Credit unions can anticipate improvements to their financial performance, namely asset size, as their local economies strengthen.
In addition to measuring gross domestic product (GDP) for the entire United States, the Bureau of Economic Analysis also measures GDP for each state. Some states' GDPs are similar to the GDPs of large nations, according to The Economist. For example, California’s GDP is on par with Italy’s, Texas’s GDP is similar to Russia’s, and Washington state’s GDP is about equal to Greece’s.
The growth in a state’s economic activity is represented through GDP growth. Credit unions’ assets grow along with the growth of their local economy as members can deposit more money. Credit unions can also drive GDP growth, especially through lending to local small businesses, which then use the money to grow the businesses.
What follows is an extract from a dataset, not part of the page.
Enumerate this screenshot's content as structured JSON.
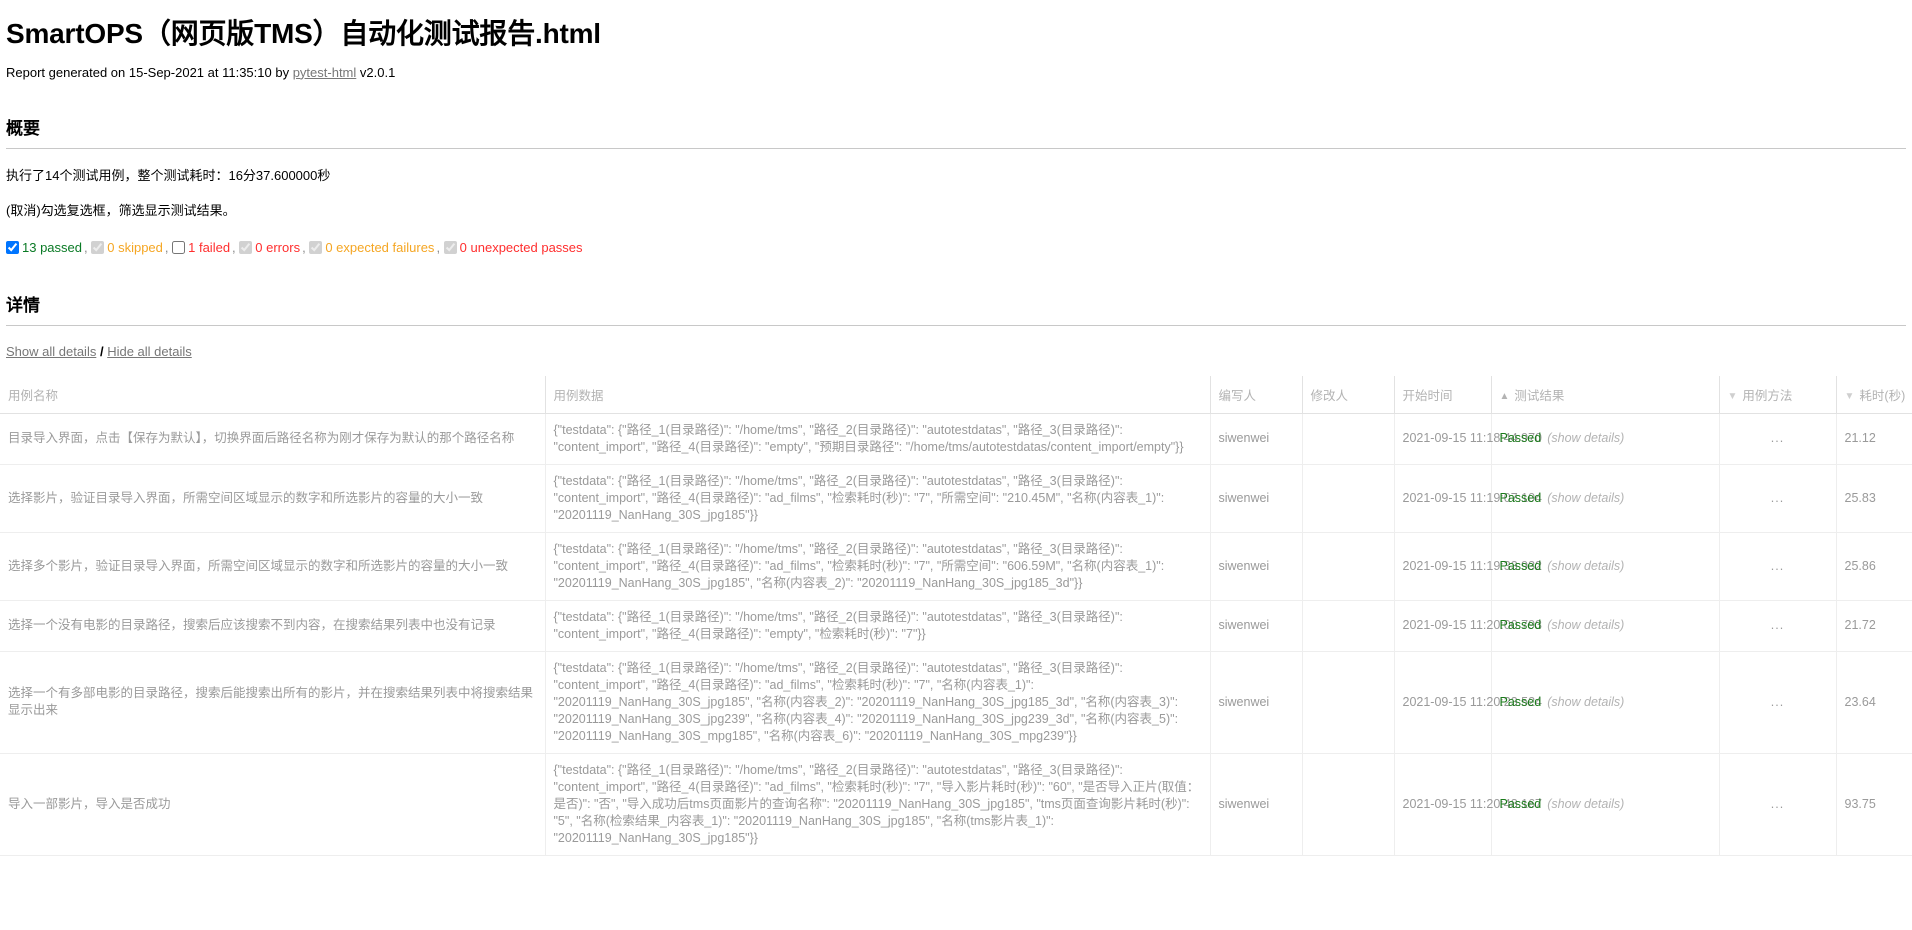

Credit union asset growth by state from 2006 to 2011 is similar to state GDP growth over the same time, according to Callahan & Associates Peer-to-Peer data. The states with the strongest GDP growth saw some of the strongest credit union asset growth, with similar trends for states with weak GDP growth. North Dakota, which had the highest five-year compound annual growth rate (CAGR) of GDP, also had one of the strongest credit union asset growth CAGRs at 10.5%. Among the more weakly growing economies, Nevada, which was hard-hit by the housing bubble, only had a compound annual GDP growth of 98 basis points and credit unions' assets there declined 2.5% on a compound annual basis over five years.
However, there were some exceptions to the general trend. Despite sluggish GDP growth of 48 basis points, Michigan credit unions increased assets 8.2% over the past five years. This shows that credit unions there are increasing their market share of deposits and working hard to develop deeper member relationships. Michigan credit unions held 18.4% of all deposits in Michigan as of June 2011, up 3.5 percentage points from the 14.9% of deposits they held in June 2006. The average member relationship at Michigan credit unions increased nearly $2,400 over the past five years, rising 21.9% to $13,070.
Despite the recent recession, credit unions have continued to increase their assets, topping $1 trillion at the end of the first quarter. They are poised to overtake thrifts as the second-largest group of financial institutions in the country.
While GDP growth nationwide slowed in the first quarter of 2012, 43 states and the District of Columbia had positive annual GDP growth in 2011. Credit unions should be able to weather any slowdown. Case in point: credit unions weathered the recession by continuing to be an attractive option for deposits and lending money to members and local small businesses that had no other options.